Dalam implementasi dan amaliyah budaya, orang NU sepenuhnya menggunakan kebudayaan nusantara, yaitu budaya Indonesia. Mulai dari cara berpakaian, berperilaku, dan bermuamalah.
Kemudian, jika orang NU dituduh anti Arab karena lebih suka memakai sarung, baju batik, kaos oblong, dan peci hitam dalam melaksanakan ibadah shalat, maka untuk apa pabrik sarung, pabrik batik yang menjadi kebanggaan Negara kita masih dibuka? Harusnya pabrik-pabrik hanya membuat sorban, jubah dan gamis saja, yang lain tidak usah kan?
Ajaran Islam yang di bawa oleh Nabi Muhammad, tentu wajib diikuti dan diamalkan oleh setiap muslim. Tetapi, dari segi kebudayaan, tentu tidak harus diikuti dan diterapkan di Indonesia yang memiliki kebudayaan sendiri. Bahkan budaya di Indonesia sangat beragam. Mulai dari budaya Jawa, budaya Sunda, budaya Papua, dan lain sebagainya.
NU itu lentur, tawazun, tasamuh, tawasuth, i’tidal, dan fleksibel tetapi tetap lurus. Bagi orang NU mau pakai sarung dan peci hitam, maupun pakai gamis, jubah dan sorban, selama salatnya menutup aurat dan suci dari najis, maka pakaian apapun yang dianggap baik menurut adat setempat bisa dipakai untuk salat. Dan salatnya sah-sah saja. Bukan seolah-olah hanya jubahlah pakaian Islami yang menjadikan sah nya shalat, sedangkan mukenah, baju koko tidaklah dianggap Islami dan tidak menjadikan sahnya salat. NU sangat memahami mana agama, dan mana budaya.
Komitmen
Orang NU bukan menabrak syariat, tetapi mengisi aplikasi penerapan syariat dengan mengkomodasi budaya. Orang NU menjadikan adat kebiasaan menjadi panduan menetapkan hukum.
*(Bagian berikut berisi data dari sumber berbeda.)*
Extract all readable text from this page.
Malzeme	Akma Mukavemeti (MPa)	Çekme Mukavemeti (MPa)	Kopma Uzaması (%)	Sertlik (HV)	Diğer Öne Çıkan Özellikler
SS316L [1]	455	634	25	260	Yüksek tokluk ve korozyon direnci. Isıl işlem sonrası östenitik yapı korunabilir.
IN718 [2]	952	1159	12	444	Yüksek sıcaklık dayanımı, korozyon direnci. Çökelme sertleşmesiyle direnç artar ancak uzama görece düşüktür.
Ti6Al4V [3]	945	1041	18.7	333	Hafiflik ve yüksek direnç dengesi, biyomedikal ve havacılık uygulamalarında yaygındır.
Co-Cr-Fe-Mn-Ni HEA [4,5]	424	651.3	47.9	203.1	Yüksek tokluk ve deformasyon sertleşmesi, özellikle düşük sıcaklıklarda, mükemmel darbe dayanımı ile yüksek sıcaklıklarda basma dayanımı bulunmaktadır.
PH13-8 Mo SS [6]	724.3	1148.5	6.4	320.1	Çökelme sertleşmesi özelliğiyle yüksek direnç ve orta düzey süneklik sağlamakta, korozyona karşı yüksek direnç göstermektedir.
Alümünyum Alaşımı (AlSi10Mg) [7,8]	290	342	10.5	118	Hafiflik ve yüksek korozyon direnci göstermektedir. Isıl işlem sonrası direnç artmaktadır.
Kaidah ini sudah dipelajari bagaimana penerapannya di masyarakat Indonesia oleh kiai NU, bahkan sejak periode Walisongo.
Bagi orang NU mau memanggil ibu dengan sebutan mbok, atau umi silakan saja. Memanggil ayah, dengan sebutan bapak atau abi tidak masalah. Begitu juga ungkapan akhi, ukhti sederajat dengan panggilan mas, kang, mbak, atau dek.Tidak perlu memaksakan orang lain untuk seperti orang Arab.
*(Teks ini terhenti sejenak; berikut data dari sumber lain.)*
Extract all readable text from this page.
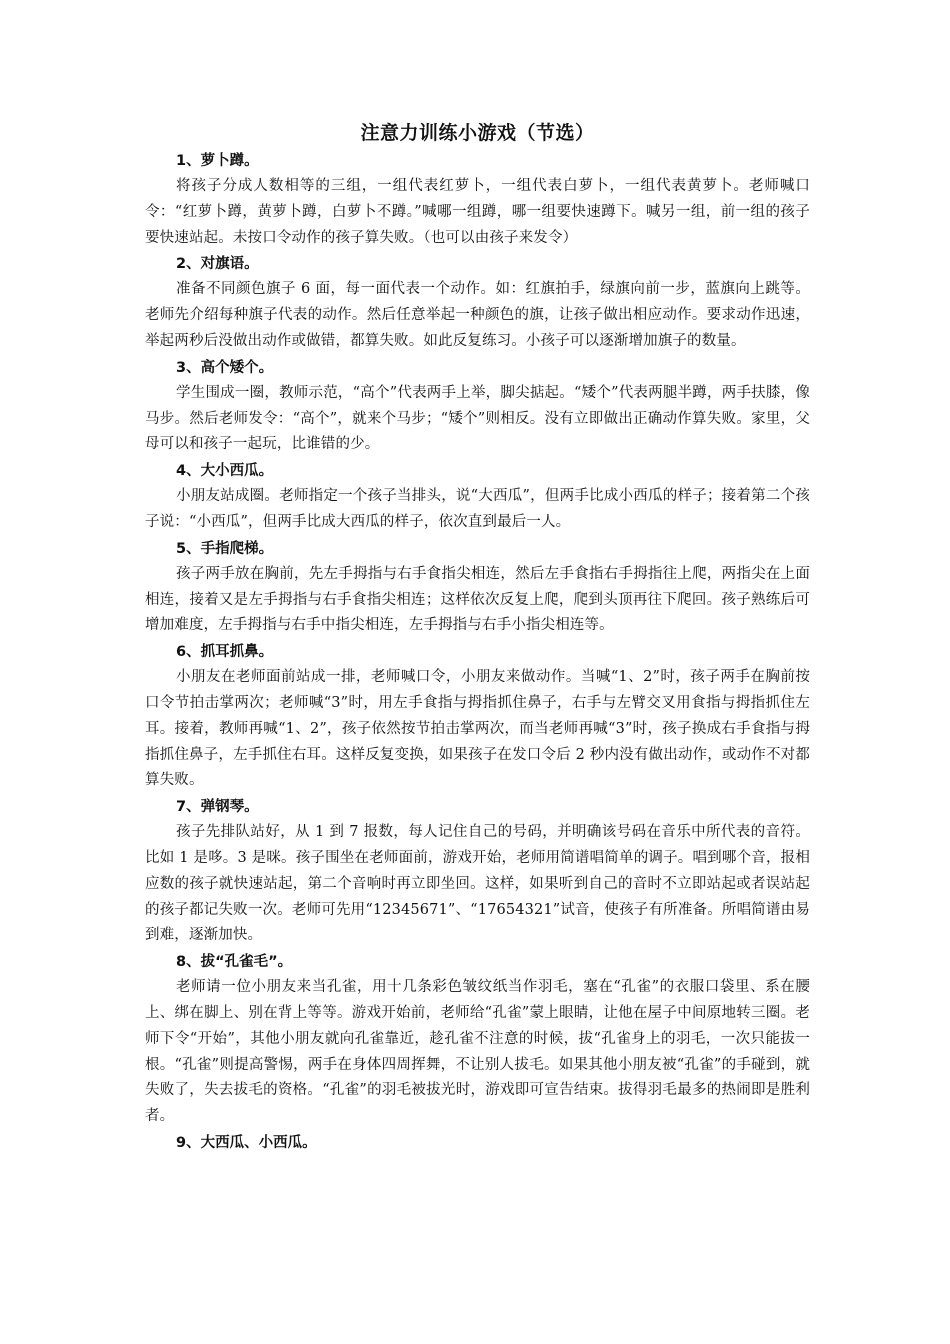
注意力训练小游戏（节选）

1、萝卜蹲。

将孩子分成人数相等的三组，一组代表红萝卜，一组代表白萝卜，一组代表黄萝卜。老师喊口令：“红萝卜蹲，黄萝卜蹲，白萝卜不蹲。”喊哪一组蹲，哪一组要快速蹲下。喊另一组，前一组的孩子要快速站起。未按口令动作的孩子算失败。（也可以由孩子来发令）

2、对旗语。

准备不同颜色旗子 6 面，每一面代表一个动作。如：红旗拍手，绿旗向前一步，蓝旗向上跳等。老师先介绍每种旗子代表的动作。然后任意举起一种颜色的旗，让孩子做出相应动作。要求动作迅速，举起两秒后没做出动作或做错，都算失败。如此反复练习。小孩子可以逐渐增加旗子的数量。

3、高个矮个。

学生围成一圈，教师示范，“高个”代表两手上举，脚尖掂起。“矮个”代表两腿半蹲，两手扶膝，像马步。然后老师发令：“高个”，就来个马步；“矮个”则相反。没有立即做出正确动作算失败。家里，父母可以和孩子一起玩，比谁错的少。

4、大小西瓜。

小朋友站成圈。老师指定一个孩子当排头，说“大西瓜”，但两手比成小西瓜的样子；接着第二个孩子说：“小西瓜”，但两手比成大西瓜的样子，依次直到最后一人。

5、手指爬梯。

孩子两手放在胸前，先左手拇指与右手食指尖相连，然后左手食指右手拇指往上爬，两指尖在上面相连，接着又是左手拇指与右手食指尖相连；这样依次反复上爬，爬到头顶再往下爬回。孩子熟练后可增加难度，左手拇指与右手中指尖相连，左手拇指与右手小指尖相连等。

6、抓耳抓鼻。

小朋友在老师面前站成一排，老师喊口令，小朋友来做动作。当喊“1、2”时，孩子两手在胸前按口令节拍击掌两次；老师喊“3”时，用左手食指与拇指抓住鼻子，右手与左臂交叉用食指与拇指抓住左耳。接着，教师再喊“1、2”，孩子依然按节拍击掌两次，而当老师再喊“3”时，孩子换成右手食指与拇指抓住鼻子，左手抓住右耳。这样反复变换，如果孩子在发口令后 2 秒内没有做出动作，或动作不对都算失败。

7、弹钢琴。

孩子先排队站好，从 1 到 7 报数，每人记住自己的号码，并明确该号码在音乐中所代表的音符。比如 1 是哆。3 是咪。孩子围坐在老师面前，游戏开始，老师用简谱唱简单的调子。唱到哪个音，报相应数的孩子就快速站起，第二个音响时再立即坐回。这样，如果听到自己的音时不立即站起或者误站起的孩子都记失败一次。老师可先用“12345671”、“17654321”试音，使孩子有所准备。所唱简谱由易到难，逐渐加快。

8、拔“孔雀毛”。

老师请一位小朋友来当孔雀，用十几条彩色皱纹纸当作羽毛，塞在“孔雀”的衣服口袋里、系在腰上、绑在脚上、别在背上等等。游戏开始前，老师给“孔雀”蒙上眼睛，让他在屋子中间原地转三圈。老师下令“开始”，其他小朋友就向孔雀靠近，趁孔雀不注意的时候，拔“孔雀身上的羽毛，一次只能拔一根。“孔雀”则提高警惕，两手在身体四周挥舞，不让别人拔毛。如果其他小朋友被“孔雀”的手碰到，就失败了，失去拔毛的资格。“孔雀”的羽毛被拔光时，游戏即可宣告结束。拔得羽毛最多的热闹即是胜利者。

9、大西瓜、小西瓜。
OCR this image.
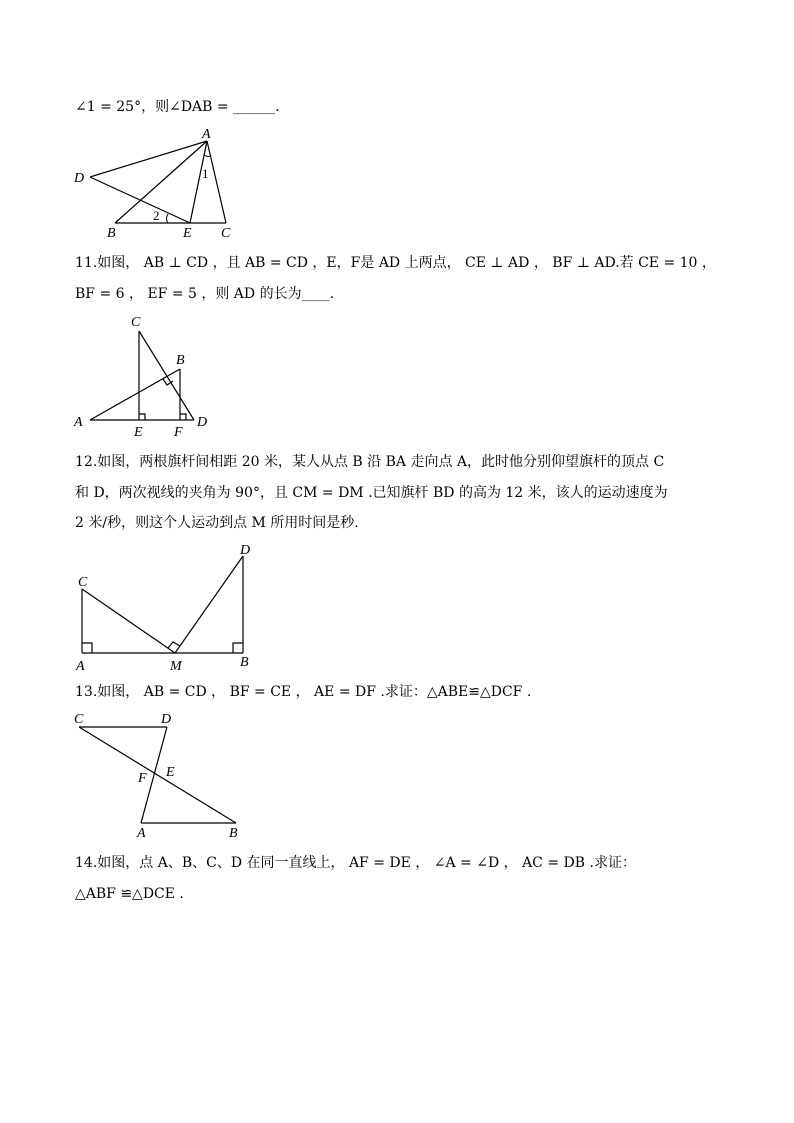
∠1 = 25°，则∠DAB = ______.
A
D	1
2
B	E C
11.如图， AB ⊥ CD ，且 AB = CD ，E，F是 AD 上两点， CE ⊥ AD ， BF ⊥ AD.若 CE = 10 ，
BF = 6 ， EF = 5 ，则 AD 的长为____.
C
B
A	D
E F
12.如图，两根旗杆间相距 20 米，某人从点 B 沿 BA 走向点 A，此时他分别仰望旗杆的顶点 C
和 D，两次视线的夹角为 90°，且 CM = DM .已知旗杆 BD 的高为 12 米，该人的运动速度为
2 米/秒，则这个人运动到点 M 所用时间是秒.
D
C
A	M	B
13.如图， AB = CD ， BF = CE ， AE = DF .求证：△ABE≌△DCF .
C	D
E
F
A	B
14.如图，点 A、B、C、D 在同一直线上， AF = DE ， ∠A = ∠D ， AC = DB .求证：
△ABF ≌△DCE .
Jangan sampai semua istilah lokal dan bahasa daerah, maupun bahasa Indonesia tergantikan dengan bahasa Arab hanya agar terkesan lebih islami. Jika orang NU seperti itu, maka kurang proporsional. Intinya, tidak perlu anti Arab, tetapi tidak perlu harus seperti orang Arab. Tetap menjadi orang Indonesia, bukan orang Arab. Dan NU memiliki komitmen yang kuat menjaga nilai-nilai kebangsaan dan kebhinekaan. Lahir di Indonesia, tinggal di Indonesia, dan meninggal di Indonesia tidak ada alasan lain untuk memperjuangkan nasionalisme.